Gehirngrößenstudie mit Guppys deutet darauf hin, dass hohe Intelligenz mit hohen Kosten verbunden ist

Guppys

Gehirn Größenstudie mit Guppys deutet darauf hin, dass hohe Intelligenz mit hohen Kosten verbunden ist.

Eine der interessantesten evolutionären Hypothesen zur Gehirngröße ist die Hypothese von teurem Gewebe. Bereits in den frühen 1990er Jahren versuchten Wissenschaftler zu erklären, wie sich die Gehirngröße entwickelt.

Gehirne sind äußerst nützliche Organe; mehr Gehirnzellen ermöglicht mehr Verhaltensflexibilität, bessere Kontrolle über größere Körper und natürlich Intelligenz. Aber wenn größere Gehirne immer besser wären, hätte jedes Tier sie. Wissenschaftler argumentierten also, dass es eine Kehrseite geben muss.

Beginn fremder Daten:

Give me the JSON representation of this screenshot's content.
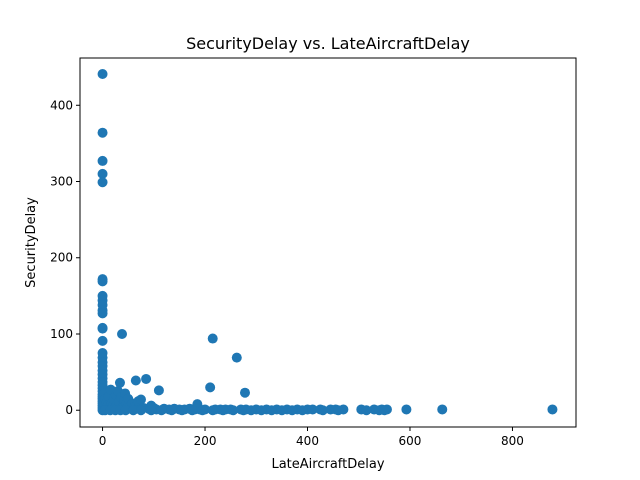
{
  "chart_data": {
    "type": "scatter",
    "title": "SecurityDelay vs. LateAircraftDelay",
    "xlabel": "LateAircraftDelay",
    "ylabel": "SecurityDelay",
    "xlim": [
      -44,
      924
    ],
    "ylim": [
      -22,
      462
    ],
    "xticks": [
      0,
      200,
      400,
      600,
      800
    ],
    "yticks": [
      0,
      100,
      200,
      300,
      400
    ],
    "grid": false,
    "marker_color": "#1f77b4",
    "points": [
      [
        0,
        441
      ],
      [
        0,
        364
      ],
      [
        0,
        327
      ],
      [
        0,
        310
      ],
      [
        0,
        299
      ],
      [
        0,
        172
      ],
      [
        0,
        169
      ],
      [
        0,
        150
      ],
      [
        0,
        144
      ],
      [
        0,
        138
      ],
      [
        0,
        131
      ],
      [
        0,
        127
      ],
      [
        0,
        108
      ],
      [
        0,
        107
      ],
      [
        0,
        91
      ],
      [
        0,
        75
      ],
      [
        0,
        69
      ],
      [
        0,
        63
      ],
      [
        0,
        58
      ],
      [
        0,
        52
      ],
      [
        0,
        47
      ],
      [
        0,
        42
      ],
      [
        0,
        37
      ],
      [
        0,
        33
      ],
      [
        0,
        29
      ],
      [
        0,
        25
      ],
      [
        0,
        21
      ],
      [
        0,
        18
      ],
      [
        0,
        15
      ],
      [
        0,
        12
      ],
      [
        0,
        9
      ],
      [
        0,
        6
      ],
      [
        0,
        3
      ],
      [
        0,
        0
      ],
      [
        2,
        12
      ],
      [
        3,
        8
      ],
      [
        4,
        22
      ],
      [
        5,
        15
      ],
      [
        6,
        4
      ],
      [
        8,
        10
      ],
      [
        10,
        6
      ],
      [
        12,
        18
      ],
      [
        14,
        3
      ],
      [
        16,
        27
      ],
      [
        18,
        9
      ],
      [
        20,
        5
      ],
      [
        22,
        14
      ],
      [
        24,
        2
      ],
      [
        26,
        20
      ],
      [
        28,
        7
      ],
      [
        30,
        25
      ],
      [
        32,
        11
      ],
      [
        34,
        36
      ],
      [
        36,
        17
      ],
      [
        38,
        100
      ],
      [
        40,
        5
      ],
      [
        42,
        13
      ],
      [
        44,
        22
      ],
      [
        46,
        8
      ],
      [
        48,
        3
      ],
      [
        50,
        15
      ],
      [
        55,
        6
      ],
      [
        58,
        9
      ],
      [
        62,
        4
      ],
      [
        65,
        39
      ],
      [
        70,
        12
      ],
      [
        75,
        14
      ],
      [
        80,
        3
      ],
      [
        85,
        41
      ],
      [
        90,
        2
      ],
      [
        95,
        6
      ],
      [
        100,
        3
      ],
      [
        105,
        1
      ],
      [
        110,
        26
      ],
      [
        120,
        2
      ],
      [
        130,
        1
      ],
      [
        140,
        2
      ],
      [
        150,
        1
      ],
      [
        160,
        1
      ],
      [
        170,
        2
      ],
      [
        180,
        1
      ],
      [
        185,
        8
      ],
      [
        190,
        1
      ],
      [
        200,
        1
      ],
      [
        210,
        30
      ],
      [
        215,
        94
      ],
      [
        220,
        1
      ],
      [
        230,
        1
      ],
      [
        240,
        1
      ],
      [
        250,
        1
      ],
      [
        262,
        69
      ],
      [
        270,
        1
      ],
      [
        278,
        23
      ],
      [
        280,
        1
      ],
      [
        300,
        1
      ],
      [
        320,
        1
      ],
      [
        340,
        1
      ],
      [
        360,
        1
      ],
      [
        380,
        1
      ],
      [
        400,
        1
      ],
      [
        410,
        1
      ],
      [
        425,
        1
      ],
      [
        445,
        1
      ],
      [
        455,
        1
      ],
      [
        470,
        1
      ],
      [
        505,
        1
      ],
      [
        530,
        1
      ],
      [
        545,
        1
      ],
      [
        555,
        1
      ],
      [
        593,
        1
      ],
      [
        663,
        1
      ],
      [
        878,
        1
      ],
      [
        5,
        0
      ],
      [
        15,
        0
      ],
      [
        25,
        0
      ],
      [
        35,
        0
      ],
      [
        45,
        0
      ],
      [
        60,
        0
      ],
      [
        75,
        0
      ],
      [
        95,
        0
      ],
      [
        115,
        0
      ],
      [
        135,
        0
      ],
      [
        155,
        0
      ],
      [
        175,
        0
      ],
      [
        195,
        0
      ],
      [
        215,
        0
      ],
      [
        235,
        0
      ],
      [
        255,
        0
      ],
      [
        275,
        0
      ],
      [
        290,
        0
      ],
      [
        310,
        0
      ],
      [
        330,
        0
      ],
      [
        350,
        0
      ],
      [
        370,
        0
      ],
      [
        390,
        0
      ],
      [
        430,
        0
      ],
      [
        460,
        0
      ],
      [
        515,
        0
      ],
      [
        540,
        0
      ],
      [
        550,
        0
      ]
    ]
  }
}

Die Hypothese legt nahe, dass, obwohl Gehirne großartig sind, ihre extremen Energiekosten ihre Größe begrenzen und ihr Wachstum dämpfen. Wenn es zum Beispiel um Menschen geht, nimmt unser Gehirn, obwohl es nur 2 % unseres Körpers ausmacht, satte 20 % unseres Energiebedarfs ein. Und man muss sich fragen: bei all dem Energie, die von unserem Gehirn verbraucht wird, welche Körperteile haben den Preis bezahlt? Die Hypothese deutete darauf hin, dass unsere Eingeweide den Schlag erlitten, aber das Nachrichtendienste gemacht für eine effizientere Nahrungssuche und Jagd, wodurch das Hindernis überwunden wird.

Das macht Sinn, aber trotz über einem Jahrhundert Forschung über die Evolution von Gehirngröße, gibt es immer noch Kontroversen, die größtenteils auf die Tatsache zurückzuführen sind, dass die Beweise für die teure Gewebehypothese ausschließlich auf Vergleichen und Korrelationen zwischen Arten beruhen, ohne empirische Tests.